O que havia de tão diferenciado no estilo de Luiz Gonzaga? Para responder a isso é necessário regressarmos ao passado, em direção à Serra do Araripe, mais precisamente na Fazenda Caiçara, terras outrora pertencentes ao coronel Gauder Maximiliano Alencar de Araripe, o Barão de Exu[6]. Foi bem ali, pleno sertão de Pernambuco, que em 13 de dezembro de 1912, dia de São Luiz Gonzaga, viria ao mundo o primogênito do casal Januário José dos Santos e Ana Batista de Jesus. Ainda pequeno, o menino Luiz Gonzaga começaria a se interessar pelos sons extraídos da sanfona de oito baixos pelos dedos ágeis de seu pai, respeitado tocador e afinador de sanfonas da região. Logo, não demoraria muito para que o rebento seguisse os passos do pai Januário. Em 1920, por intermédio do Coronel Manuel Aires de Alencar, o menino Gonzaga adquire seu primeiro instrumento, uma sanfona de oito baixos Koch, marca Veado[7]. Vieram então os primeiros bailes e o filho de Januário foi adquirindo prestígio e despertando admiração entre os arredores da Serra do Araripe.
 Assim, Luiz Gonzaga foi crescendo, com seu forte temperamento artístico moldado pela tradição músico - poética dos sertões: os aboios dos vaqueiros, os desafios dos cantadores, as ladainhas das cantadeiras, a música das bandas de pífanos e sobretudo, o som da sanfona de oito baixos do velho Januário, tal como um crisol, refletindo todas as influências circundantes. E foi esta bagagem que Luiz Gonzaga levou consigo em seu “matulão”, desde quando arribou o pé de casa, ainda com “dezoito anos incompletos”[8]. Algum tempo depois, na década de 1930, Luiz Gonzaga viria a conhecer  o acordeom de cento e vinte baixos com teclado de piano para a mão direita, modelo então muito em voga na região Sudeste. Prontamente adquire um exemplar do instrumento e através de um colega do Exército, o mineiro Domingos Ambrósio, aprende a tocá-lo.
Portanto, o estilo inconfundível delineado por Luiz Gonzaga se desenvolve a partir do equilíbrio entre a prática musical da sanfona de oito baixos da região Nordeste e a incorporação do acordeom de cento e vinte baixos, tão presente nos centros urbanos da região Sudeste, mas ainda desconhecido no sertão nordestino. A partir de 1949, a definitiva consagração de Luiz Gonzaga com “O baião” tornaria o acordeom de teclado e cento e vinte baixos, um instrumento muito difundido no sertão nordestino.
Com o xote[9] “Respeita Januário” de Luiz Gonzaga e Humberto Teixeira, a prática nordestina da sanfona recebe aquela que parece ser sua mais convincente perspectiva histórica. Esta música descreve uma visita de Luiz Gonzaga ao seu berço natal, o município de Exu, no alto sertão pernambucano, depois de sua consagração profissional no Sudeste, onde já havia recebido o título honorífico de “Rei do Baião”[10]. Luiz Gonzaga trazia em sua bagagem, um moderno acordeom de teclado e cento e vinte baixos, que, aquela altura, nas regiões interioranas, ainda consistia em uma “novidade”. Do mesmo modo, trazia a influência midiática de cantor, compositor e acordeonista de sucesso fonográfico e radiofônico. Porém, a certo momento da narrativa, surge um personagem, o vaqueiro conhecido como “Velho Jacó”, que adverte o rei do baião, dizendo: “Luiz, respeite os oito baixos do seu pai”.

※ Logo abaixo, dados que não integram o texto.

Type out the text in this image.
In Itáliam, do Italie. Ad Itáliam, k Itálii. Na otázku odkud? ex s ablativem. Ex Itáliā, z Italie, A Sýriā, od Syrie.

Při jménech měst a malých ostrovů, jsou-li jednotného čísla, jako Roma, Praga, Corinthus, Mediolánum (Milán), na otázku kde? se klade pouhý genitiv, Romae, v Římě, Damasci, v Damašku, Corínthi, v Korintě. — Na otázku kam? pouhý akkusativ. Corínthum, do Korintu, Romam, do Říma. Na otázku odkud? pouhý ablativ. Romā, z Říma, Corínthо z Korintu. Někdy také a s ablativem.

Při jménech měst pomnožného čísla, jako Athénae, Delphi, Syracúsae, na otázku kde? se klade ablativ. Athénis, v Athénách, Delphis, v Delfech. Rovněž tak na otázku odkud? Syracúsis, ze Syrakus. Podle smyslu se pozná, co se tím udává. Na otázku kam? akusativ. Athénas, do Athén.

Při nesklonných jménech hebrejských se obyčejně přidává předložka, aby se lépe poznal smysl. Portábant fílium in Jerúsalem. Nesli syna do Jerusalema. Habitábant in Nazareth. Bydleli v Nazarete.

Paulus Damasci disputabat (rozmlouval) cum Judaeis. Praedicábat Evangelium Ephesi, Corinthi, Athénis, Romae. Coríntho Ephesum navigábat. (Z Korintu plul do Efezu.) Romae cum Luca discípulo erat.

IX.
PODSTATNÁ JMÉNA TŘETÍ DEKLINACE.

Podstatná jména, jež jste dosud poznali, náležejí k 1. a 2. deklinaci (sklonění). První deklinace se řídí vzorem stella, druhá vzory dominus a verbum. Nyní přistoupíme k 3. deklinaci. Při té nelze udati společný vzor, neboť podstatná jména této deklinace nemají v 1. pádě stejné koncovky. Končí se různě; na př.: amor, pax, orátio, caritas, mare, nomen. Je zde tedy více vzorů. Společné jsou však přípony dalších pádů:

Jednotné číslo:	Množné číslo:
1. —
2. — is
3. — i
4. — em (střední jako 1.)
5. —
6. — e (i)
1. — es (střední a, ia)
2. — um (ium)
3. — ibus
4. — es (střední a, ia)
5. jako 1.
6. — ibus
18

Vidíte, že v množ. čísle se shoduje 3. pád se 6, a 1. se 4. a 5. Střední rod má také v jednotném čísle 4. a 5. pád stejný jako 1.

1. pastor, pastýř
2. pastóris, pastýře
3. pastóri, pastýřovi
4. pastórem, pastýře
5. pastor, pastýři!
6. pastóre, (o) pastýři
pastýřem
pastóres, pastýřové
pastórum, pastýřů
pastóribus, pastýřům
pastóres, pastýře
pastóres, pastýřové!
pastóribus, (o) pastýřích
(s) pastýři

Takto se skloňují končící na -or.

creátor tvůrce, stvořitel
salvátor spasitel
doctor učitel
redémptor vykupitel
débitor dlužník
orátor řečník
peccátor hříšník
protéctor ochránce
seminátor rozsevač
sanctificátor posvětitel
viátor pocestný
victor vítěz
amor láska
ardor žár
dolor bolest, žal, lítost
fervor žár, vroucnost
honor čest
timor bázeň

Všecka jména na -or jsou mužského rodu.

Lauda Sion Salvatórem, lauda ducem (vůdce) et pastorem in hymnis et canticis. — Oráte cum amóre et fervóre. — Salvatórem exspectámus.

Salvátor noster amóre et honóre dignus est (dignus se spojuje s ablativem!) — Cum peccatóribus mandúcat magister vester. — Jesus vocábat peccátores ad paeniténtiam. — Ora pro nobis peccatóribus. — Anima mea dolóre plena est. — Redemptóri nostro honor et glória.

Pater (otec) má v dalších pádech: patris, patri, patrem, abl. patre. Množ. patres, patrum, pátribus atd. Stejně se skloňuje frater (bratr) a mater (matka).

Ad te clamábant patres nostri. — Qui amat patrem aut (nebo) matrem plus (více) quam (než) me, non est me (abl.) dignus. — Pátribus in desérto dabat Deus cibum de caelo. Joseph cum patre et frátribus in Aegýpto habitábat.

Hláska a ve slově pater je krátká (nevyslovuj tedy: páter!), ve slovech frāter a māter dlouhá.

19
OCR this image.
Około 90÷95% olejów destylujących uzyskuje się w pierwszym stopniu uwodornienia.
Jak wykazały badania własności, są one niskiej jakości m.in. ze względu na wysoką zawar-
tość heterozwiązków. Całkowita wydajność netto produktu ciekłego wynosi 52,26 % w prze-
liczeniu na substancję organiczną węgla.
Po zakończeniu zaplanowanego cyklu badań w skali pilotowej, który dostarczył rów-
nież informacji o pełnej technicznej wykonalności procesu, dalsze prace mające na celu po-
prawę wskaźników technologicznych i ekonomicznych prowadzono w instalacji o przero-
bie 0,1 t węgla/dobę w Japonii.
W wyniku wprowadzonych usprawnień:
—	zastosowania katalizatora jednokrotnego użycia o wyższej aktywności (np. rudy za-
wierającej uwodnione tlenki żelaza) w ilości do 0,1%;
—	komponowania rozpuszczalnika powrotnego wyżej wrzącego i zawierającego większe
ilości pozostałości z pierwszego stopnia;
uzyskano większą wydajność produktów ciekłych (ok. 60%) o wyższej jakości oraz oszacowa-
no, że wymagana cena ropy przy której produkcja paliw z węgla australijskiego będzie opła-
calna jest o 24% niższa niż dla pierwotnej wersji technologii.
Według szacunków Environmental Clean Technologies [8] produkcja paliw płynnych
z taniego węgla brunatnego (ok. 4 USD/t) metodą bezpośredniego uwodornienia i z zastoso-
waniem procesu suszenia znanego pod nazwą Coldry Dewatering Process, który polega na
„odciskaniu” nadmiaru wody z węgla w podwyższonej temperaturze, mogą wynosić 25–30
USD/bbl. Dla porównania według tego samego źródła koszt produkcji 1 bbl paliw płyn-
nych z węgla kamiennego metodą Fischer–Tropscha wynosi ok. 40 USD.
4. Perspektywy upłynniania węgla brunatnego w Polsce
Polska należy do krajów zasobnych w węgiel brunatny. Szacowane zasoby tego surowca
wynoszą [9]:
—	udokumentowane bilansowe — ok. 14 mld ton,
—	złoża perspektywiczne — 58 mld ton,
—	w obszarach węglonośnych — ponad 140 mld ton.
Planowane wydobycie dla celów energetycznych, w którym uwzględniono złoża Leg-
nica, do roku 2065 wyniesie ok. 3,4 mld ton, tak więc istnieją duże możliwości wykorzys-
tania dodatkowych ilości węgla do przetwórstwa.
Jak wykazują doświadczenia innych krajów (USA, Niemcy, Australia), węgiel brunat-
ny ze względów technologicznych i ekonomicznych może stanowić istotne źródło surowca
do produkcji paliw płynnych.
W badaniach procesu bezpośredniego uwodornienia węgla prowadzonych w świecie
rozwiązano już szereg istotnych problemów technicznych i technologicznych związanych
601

Quando eu cheguei lá no sertão, eu quis mangar de Januário com meu fole prateado. Só de baixo cento e vinte, botão preto miudinho feito nego impariado. Mas, antes de fazer bonito, de passagem por Granito, foram logo me dizendo: de Itaboca à Rancharia, de Salgueiro à Bodocó, Januário é o maior! E foi aí que me falou meio zangado o “veio” Jacó: - Luiz, respeito os oito baixos, Luiz, respeito os oito baixos, Luiz, tu pode ser mais famoso, mas seu pai é mais tinhoso e com ele ninguém vai, Luiz. Luiz, respeite os oito baixos do seu pai!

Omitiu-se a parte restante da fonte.